Winter Cranberry Mandarin Jam

There's no need for cranberries to disappear after Thanksgiving, and if you're anything like me, you have a few bags sitting in the freezer that you bought at bargain prices around the holidays. If you don't find something to do with those delicious berries, however, they might just sit there until next Thanksgiving rolls around. 

Psssst… By the way, if they do, they'll still be perfectly edible. Trust me. 

So what's a girl to do with her now random bag of cranberries? Pair it with some juicy, sweet mandarin oranges, which are currently in season, and you've got yourself a tangy, delicious winter jam. Biscuits just got an upgrade, y'all.

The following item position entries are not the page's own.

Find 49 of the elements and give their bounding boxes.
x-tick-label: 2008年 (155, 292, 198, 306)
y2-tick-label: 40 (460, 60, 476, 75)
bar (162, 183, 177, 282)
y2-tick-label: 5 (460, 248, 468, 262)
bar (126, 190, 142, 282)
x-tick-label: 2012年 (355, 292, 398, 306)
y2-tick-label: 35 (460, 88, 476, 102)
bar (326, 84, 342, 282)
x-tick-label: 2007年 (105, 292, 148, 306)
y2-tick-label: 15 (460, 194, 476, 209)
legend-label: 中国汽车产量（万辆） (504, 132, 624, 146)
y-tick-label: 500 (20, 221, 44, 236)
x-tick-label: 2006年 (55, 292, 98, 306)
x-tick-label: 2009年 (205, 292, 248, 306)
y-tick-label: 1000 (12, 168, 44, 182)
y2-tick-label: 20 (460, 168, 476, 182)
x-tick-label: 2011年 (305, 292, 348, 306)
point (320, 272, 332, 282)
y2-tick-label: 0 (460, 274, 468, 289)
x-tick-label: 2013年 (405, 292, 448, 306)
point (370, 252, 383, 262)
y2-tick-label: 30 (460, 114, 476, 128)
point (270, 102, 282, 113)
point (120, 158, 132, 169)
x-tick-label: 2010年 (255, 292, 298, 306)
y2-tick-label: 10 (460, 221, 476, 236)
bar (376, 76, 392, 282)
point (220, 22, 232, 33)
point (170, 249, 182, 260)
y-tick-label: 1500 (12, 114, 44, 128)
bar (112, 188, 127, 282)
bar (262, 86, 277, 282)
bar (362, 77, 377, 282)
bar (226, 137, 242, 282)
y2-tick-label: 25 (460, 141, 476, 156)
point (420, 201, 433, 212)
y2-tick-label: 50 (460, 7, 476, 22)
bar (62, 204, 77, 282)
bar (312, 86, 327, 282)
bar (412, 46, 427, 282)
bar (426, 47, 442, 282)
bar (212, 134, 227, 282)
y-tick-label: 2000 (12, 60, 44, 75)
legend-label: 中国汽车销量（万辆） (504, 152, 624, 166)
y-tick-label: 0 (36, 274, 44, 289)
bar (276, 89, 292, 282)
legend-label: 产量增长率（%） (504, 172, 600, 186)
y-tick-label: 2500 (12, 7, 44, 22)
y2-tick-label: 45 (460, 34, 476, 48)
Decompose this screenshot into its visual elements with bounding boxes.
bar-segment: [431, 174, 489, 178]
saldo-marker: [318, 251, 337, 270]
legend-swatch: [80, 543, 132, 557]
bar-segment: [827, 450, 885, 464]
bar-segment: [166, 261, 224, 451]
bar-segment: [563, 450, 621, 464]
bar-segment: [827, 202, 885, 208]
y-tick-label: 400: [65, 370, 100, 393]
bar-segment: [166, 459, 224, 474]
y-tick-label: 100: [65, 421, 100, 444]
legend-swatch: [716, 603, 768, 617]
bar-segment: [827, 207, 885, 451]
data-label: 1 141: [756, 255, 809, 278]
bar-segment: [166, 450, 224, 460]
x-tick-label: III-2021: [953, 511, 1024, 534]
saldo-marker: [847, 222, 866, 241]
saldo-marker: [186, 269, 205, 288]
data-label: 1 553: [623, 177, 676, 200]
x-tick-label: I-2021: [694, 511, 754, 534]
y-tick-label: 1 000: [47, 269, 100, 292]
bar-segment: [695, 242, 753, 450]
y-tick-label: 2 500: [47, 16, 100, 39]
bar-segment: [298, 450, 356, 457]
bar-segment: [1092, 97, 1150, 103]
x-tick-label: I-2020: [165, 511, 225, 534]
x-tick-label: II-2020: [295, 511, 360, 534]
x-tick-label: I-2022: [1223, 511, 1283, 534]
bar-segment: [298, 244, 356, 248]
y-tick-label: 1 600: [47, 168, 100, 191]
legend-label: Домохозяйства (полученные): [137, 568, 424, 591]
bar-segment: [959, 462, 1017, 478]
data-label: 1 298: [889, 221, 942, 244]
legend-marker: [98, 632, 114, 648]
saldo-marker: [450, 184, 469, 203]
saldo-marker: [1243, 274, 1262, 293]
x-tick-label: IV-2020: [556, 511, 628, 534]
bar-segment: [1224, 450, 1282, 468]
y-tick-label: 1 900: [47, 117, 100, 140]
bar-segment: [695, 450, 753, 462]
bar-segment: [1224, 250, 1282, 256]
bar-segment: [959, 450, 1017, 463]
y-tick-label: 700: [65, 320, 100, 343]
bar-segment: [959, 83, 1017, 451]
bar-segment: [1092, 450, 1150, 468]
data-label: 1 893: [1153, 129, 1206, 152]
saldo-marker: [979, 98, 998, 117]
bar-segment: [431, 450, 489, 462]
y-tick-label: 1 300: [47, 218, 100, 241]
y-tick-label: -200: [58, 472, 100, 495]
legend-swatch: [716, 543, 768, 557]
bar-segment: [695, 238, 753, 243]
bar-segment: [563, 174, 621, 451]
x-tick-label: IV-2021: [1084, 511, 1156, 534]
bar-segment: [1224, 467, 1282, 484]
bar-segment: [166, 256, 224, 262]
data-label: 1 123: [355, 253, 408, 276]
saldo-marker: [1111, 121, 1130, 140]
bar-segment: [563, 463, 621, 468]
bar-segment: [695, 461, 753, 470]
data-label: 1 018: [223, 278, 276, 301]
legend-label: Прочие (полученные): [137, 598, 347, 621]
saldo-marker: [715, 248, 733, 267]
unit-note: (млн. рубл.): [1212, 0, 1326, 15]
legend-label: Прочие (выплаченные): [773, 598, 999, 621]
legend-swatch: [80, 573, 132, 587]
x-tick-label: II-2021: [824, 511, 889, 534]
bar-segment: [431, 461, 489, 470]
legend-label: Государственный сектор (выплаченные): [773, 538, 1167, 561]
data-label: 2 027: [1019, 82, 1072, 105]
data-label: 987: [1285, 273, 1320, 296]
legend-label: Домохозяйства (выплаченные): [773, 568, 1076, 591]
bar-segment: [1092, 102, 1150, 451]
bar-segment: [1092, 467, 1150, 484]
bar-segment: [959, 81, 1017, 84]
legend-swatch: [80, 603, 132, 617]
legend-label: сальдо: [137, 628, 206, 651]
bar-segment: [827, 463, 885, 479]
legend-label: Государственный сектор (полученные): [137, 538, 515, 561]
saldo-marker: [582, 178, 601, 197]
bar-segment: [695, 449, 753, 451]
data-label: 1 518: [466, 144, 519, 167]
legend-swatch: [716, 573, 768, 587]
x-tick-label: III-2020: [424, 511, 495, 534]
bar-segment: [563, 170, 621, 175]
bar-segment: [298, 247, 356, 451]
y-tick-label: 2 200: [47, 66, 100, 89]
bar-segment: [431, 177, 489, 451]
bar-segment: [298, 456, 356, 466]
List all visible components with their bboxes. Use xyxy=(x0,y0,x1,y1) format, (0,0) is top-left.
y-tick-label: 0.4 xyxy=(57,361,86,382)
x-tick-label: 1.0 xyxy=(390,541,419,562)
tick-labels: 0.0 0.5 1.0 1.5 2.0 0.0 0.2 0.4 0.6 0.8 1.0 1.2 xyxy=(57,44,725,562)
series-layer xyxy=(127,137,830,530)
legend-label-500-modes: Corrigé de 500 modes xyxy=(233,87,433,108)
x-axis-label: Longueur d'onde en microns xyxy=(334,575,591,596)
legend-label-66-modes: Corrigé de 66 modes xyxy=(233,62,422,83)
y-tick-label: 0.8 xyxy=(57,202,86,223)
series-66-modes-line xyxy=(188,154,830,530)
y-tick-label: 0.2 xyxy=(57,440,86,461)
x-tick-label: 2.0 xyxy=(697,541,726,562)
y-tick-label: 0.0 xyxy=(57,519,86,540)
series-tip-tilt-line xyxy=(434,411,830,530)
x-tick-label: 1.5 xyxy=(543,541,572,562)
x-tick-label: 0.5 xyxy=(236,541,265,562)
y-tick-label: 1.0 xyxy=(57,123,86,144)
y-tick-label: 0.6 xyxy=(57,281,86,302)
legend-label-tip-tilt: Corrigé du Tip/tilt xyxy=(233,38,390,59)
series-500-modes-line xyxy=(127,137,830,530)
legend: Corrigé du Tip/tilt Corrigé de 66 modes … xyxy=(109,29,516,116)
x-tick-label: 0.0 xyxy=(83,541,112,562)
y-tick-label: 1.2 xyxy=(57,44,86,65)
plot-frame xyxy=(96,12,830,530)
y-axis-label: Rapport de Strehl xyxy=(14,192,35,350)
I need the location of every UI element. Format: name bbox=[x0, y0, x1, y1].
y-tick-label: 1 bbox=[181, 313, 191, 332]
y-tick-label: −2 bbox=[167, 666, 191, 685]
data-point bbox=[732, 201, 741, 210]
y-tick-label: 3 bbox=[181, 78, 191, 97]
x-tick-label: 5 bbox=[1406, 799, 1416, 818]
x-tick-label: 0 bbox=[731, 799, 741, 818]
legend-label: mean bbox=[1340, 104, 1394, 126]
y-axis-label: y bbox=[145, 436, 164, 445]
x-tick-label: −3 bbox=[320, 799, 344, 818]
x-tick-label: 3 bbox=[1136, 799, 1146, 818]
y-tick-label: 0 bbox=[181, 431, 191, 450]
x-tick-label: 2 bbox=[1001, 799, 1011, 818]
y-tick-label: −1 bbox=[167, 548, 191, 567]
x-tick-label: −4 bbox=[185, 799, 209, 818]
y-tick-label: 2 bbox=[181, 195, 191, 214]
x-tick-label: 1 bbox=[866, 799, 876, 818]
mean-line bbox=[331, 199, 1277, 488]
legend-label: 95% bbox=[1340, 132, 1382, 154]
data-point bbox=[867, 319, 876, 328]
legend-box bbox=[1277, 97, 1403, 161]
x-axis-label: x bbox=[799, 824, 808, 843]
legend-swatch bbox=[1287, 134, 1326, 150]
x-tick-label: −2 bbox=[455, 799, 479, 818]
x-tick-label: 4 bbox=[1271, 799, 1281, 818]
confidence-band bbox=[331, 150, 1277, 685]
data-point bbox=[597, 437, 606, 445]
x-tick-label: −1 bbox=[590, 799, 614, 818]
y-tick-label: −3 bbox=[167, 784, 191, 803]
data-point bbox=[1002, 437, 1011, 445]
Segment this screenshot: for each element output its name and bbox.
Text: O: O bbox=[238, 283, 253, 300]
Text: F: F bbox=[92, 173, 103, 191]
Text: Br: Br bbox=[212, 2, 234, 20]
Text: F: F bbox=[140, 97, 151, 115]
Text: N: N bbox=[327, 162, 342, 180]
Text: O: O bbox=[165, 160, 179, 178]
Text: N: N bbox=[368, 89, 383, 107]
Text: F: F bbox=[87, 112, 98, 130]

Winter Cranberry Mandarin Jam

1 bag fresh cranberries
3 Mandarin oranges, peeled and separated 
1 cup water
3/4-1 cup sugar {or sugar substitute}
1/4 cup chia seeds

Place the ingredients {except chia seeds} into a heavy-bottomed saucepan on medium heat and bring to a boil. Reduce heat to medium-low until berries start to burst, about 10 minutes. Mash and continue cooking another 10 minutes until mixture thickens slightly. Remove from heat and stir in 1/4 cup chia seeds. As the jam cools, the chia seeds will soak up the remaining water and thicken it further. Place in an airtight container once cooled and store in the refrigerator.